Kane and Reardon used the same national data from National Assessment of Educational Progress, or NAEP and Smarter balanced results for California from the 2018-19 and 2021-22 pre-pandemic periods that EdSource reported this week. However, researchers generally cannot compare test scores across states. Reardon’s team at Stanford overcame this challenge by creating a scale that aligned annual state test scores with fourth- and eighth-grade NAEP scores. NAEP served “as a kind of Rosetta plate” to measure district-level changes in academic skills, he said.

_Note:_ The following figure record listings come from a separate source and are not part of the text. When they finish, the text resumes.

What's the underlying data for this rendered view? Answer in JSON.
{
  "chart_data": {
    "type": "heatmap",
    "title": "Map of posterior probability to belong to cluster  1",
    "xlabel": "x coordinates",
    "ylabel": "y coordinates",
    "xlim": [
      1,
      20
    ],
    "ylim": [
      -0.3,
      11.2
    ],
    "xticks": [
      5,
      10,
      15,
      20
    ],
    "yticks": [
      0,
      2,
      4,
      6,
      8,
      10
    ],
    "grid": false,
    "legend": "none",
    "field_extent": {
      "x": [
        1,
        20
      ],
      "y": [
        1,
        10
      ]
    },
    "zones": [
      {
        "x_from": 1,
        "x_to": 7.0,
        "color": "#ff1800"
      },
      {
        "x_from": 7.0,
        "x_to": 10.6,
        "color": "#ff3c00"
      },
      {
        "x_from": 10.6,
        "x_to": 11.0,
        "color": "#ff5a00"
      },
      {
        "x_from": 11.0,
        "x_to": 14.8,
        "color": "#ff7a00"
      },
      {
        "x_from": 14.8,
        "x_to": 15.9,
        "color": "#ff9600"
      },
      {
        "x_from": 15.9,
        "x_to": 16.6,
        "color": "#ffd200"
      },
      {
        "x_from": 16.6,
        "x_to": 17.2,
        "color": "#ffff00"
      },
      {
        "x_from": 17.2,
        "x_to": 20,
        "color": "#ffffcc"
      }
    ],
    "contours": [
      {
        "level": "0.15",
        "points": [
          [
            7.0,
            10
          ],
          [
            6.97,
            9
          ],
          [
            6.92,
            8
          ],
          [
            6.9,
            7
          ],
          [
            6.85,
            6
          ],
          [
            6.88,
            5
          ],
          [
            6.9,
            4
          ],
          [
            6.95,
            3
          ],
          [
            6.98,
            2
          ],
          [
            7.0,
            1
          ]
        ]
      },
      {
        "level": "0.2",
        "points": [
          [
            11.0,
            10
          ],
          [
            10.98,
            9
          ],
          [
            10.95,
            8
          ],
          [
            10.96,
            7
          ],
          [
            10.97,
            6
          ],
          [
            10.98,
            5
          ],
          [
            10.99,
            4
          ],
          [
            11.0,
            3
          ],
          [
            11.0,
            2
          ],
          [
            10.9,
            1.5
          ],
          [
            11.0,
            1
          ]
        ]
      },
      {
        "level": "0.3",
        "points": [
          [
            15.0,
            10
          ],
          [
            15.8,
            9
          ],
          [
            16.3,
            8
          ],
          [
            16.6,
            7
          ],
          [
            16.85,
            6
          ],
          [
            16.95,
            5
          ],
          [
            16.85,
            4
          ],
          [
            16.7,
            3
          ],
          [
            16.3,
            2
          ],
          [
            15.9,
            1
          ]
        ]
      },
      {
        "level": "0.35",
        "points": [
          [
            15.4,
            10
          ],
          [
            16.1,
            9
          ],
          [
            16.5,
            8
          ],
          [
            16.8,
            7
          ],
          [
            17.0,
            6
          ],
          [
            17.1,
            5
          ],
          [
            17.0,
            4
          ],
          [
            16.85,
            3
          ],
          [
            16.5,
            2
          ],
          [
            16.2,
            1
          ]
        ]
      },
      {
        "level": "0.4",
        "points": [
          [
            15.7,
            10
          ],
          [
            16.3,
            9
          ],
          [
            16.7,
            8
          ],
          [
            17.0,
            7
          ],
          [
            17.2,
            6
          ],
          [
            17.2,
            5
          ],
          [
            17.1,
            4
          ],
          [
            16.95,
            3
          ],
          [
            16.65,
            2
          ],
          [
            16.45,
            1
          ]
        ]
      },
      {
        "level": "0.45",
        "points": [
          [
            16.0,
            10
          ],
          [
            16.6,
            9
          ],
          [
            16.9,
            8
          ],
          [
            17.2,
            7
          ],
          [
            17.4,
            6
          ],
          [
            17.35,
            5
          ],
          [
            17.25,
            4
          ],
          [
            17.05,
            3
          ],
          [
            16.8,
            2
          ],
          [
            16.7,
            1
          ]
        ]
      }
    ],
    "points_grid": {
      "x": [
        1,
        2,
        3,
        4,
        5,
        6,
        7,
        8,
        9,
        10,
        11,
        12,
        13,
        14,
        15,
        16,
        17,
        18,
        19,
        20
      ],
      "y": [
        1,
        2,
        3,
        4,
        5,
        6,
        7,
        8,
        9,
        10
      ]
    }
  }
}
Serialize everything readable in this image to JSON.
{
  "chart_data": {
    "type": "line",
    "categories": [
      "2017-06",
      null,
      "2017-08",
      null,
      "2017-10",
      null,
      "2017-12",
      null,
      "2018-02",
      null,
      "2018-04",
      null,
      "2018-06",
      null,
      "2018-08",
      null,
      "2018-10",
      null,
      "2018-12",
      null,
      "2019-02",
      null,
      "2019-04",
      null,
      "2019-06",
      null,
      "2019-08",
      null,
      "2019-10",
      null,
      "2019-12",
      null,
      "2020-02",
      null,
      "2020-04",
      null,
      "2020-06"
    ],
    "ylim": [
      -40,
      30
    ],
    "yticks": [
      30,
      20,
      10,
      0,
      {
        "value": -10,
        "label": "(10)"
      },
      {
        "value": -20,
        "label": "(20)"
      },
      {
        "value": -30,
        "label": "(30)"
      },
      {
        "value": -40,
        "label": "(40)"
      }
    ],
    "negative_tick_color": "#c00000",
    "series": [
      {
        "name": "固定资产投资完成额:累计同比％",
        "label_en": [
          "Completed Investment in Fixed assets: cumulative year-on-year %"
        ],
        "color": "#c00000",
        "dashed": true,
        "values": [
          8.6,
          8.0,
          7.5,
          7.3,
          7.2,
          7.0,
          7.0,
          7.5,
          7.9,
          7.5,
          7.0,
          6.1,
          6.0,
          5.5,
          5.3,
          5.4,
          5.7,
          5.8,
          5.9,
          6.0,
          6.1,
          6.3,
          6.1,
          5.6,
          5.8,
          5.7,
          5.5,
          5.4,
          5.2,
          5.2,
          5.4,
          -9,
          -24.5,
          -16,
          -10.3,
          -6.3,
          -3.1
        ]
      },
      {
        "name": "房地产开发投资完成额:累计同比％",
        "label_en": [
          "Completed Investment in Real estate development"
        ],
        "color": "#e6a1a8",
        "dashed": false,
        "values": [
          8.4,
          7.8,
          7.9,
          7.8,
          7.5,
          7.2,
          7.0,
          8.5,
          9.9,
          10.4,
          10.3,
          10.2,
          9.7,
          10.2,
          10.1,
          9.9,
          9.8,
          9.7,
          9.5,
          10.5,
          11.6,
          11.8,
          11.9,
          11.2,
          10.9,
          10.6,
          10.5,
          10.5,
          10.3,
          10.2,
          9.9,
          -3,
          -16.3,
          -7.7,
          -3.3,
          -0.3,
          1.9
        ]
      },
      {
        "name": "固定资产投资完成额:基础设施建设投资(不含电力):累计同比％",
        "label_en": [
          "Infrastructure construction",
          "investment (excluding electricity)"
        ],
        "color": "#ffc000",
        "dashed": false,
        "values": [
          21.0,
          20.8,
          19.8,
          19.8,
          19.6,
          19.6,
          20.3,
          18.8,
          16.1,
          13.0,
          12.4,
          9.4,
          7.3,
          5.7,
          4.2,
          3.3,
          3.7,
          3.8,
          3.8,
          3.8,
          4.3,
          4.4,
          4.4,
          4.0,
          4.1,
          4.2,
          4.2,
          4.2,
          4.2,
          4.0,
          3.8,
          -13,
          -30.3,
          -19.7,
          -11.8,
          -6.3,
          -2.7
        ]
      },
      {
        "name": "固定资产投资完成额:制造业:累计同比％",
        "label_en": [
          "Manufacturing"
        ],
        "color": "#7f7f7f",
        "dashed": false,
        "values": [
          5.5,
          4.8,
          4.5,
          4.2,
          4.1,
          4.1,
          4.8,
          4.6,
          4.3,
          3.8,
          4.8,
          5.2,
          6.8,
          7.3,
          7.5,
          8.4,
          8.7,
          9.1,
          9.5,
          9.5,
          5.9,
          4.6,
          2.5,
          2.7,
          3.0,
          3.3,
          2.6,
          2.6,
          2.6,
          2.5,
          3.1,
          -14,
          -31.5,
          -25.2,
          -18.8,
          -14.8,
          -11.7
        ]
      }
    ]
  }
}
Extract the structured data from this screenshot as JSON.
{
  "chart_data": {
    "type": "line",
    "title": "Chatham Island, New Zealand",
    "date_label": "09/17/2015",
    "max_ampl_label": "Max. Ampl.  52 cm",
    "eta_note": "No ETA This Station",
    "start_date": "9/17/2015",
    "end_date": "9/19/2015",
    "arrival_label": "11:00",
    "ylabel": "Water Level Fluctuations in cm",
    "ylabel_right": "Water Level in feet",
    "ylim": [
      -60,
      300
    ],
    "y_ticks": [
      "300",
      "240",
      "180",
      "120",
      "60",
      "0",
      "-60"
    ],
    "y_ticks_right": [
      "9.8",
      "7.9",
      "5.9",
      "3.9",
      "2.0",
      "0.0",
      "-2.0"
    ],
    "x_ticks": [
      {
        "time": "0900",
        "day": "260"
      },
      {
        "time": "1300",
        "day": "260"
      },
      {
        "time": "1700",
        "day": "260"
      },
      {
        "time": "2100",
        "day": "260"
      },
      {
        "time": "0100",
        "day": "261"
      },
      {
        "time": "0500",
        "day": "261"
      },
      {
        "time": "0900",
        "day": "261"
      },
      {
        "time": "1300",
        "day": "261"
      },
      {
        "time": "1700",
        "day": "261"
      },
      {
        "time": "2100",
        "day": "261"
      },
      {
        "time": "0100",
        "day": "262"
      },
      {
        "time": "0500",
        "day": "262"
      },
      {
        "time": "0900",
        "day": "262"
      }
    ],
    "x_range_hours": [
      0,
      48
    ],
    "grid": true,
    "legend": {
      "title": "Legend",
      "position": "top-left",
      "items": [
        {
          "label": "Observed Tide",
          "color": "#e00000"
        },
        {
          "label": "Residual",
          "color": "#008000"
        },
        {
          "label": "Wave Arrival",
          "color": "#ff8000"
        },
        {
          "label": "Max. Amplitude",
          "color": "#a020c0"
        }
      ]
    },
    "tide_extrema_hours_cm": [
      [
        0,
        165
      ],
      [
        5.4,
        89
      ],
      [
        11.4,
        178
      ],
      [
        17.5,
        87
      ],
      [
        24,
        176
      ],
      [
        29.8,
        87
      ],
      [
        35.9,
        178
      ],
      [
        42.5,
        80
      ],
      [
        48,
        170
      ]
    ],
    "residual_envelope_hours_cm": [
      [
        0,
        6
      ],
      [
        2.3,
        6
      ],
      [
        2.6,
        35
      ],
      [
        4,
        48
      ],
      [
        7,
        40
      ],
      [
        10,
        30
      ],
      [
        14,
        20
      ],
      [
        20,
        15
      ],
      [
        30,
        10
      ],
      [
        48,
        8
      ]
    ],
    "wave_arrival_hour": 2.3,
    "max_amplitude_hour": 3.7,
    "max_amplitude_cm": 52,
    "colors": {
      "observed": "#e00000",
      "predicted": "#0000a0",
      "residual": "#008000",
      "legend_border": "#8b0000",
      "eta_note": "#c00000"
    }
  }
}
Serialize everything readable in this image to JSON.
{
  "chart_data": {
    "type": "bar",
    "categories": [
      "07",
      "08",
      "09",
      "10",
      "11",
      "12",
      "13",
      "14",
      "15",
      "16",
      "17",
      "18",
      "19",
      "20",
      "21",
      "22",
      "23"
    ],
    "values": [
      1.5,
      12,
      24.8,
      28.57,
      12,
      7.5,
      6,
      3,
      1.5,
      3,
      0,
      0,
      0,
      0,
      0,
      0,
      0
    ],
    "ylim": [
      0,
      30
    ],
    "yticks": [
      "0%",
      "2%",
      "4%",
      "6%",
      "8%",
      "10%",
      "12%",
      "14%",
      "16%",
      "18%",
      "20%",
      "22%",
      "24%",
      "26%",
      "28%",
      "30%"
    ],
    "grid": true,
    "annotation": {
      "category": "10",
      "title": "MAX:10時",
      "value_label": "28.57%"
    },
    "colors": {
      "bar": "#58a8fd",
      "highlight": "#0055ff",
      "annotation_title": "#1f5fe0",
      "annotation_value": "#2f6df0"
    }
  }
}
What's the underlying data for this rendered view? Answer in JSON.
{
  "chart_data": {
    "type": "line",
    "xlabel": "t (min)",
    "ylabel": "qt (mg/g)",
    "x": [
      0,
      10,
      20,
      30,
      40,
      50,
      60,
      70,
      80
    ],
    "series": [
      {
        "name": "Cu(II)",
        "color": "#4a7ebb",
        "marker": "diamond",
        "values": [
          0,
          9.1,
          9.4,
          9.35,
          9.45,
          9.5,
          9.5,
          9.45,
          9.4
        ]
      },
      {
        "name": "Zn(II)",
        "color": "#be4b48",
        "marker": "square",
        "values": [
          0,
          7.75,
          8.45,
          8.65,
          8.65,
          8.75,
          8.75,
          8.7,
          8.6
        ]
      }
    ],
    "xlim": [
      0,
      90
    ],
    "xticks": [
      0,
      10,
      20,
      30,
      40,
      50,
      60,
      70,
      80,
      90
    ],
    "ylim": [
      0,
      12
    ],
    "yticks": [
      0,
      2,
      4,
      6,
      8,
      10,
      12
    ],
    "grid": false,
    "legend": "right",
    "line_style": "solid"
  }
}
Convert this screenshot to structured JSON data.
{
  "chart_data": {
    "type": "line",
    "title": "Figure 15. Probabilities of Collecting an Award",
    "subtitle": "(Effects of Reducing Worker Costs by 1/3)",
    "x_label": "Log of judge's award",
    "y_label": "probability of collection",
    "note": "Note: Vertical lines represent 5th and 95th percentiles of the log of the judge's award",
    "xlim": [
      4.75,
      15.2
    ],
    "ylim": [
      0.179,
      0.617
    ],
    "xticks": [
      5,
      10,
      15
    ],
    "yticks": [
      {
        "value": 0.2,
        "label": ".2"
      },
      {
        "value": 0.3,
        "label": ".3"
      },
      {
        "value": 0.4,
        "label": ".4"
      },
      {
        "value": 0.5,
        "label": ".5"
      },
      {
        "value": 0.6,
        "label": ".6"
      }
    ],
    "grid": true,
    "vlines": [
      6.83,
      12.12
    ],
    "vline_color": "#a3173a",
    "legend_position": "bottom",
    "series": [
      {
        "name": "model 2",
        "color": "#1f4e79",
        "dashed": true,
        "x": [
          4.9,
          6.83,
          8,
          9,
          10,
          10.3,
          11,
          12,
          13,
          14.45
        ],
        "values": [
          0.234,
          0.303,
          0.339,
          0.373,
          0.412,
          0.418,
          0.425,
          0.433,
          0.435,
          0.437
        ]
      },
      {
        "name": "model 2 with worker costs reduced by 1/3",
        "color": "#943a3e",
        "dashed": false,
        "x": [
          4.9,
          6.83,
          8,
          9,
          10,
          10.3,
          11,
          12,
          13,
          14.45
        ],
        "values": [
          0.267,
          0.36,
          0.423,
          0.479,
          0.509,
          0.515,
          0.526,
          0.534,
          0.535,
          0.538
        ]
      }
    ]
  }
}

Scoreboard graphics and data identify high and low performers among California districts. Fremont Unified in Alameda County, where a third of its students are low-income, lost only a tenth of a year in math learning and gained 16% in reading compared to the national average.
Garden Grove Unified in Orange County, where two-thirds of students come from low-income families, dropped just 32% in math over the year, well above the state and national averages, and was flat in reading. Monterey Peninsula Unified was another better performer among low-income districts.
Nationally, the decline in success rates varied widely among districts within the same state. “The pandemic was like a bunch of tornadoes that swept across the country. Some communities were left relatively untouched while neighboring schools were devastated,” Kane said.
While the middle school district lost the equivalent of 52% in math and 23% of expected annual growth in reading, 2.5% of students were in districts where math scores increased and 5.3% of students were in districts where scores dropped by more than one. degree. The latter include Oklahoma City, New Haven, Connecticut and, with a two-year loss, Richmond, Virginia.
In reading, 14.8% of students were in districts that improved, and 1.4% were in districts that lost more than one grade.
Scorecard covers 4,000 school districts and 12 million students in 29 states that have reported test data. More states will be added as states release their scores, Reardon said.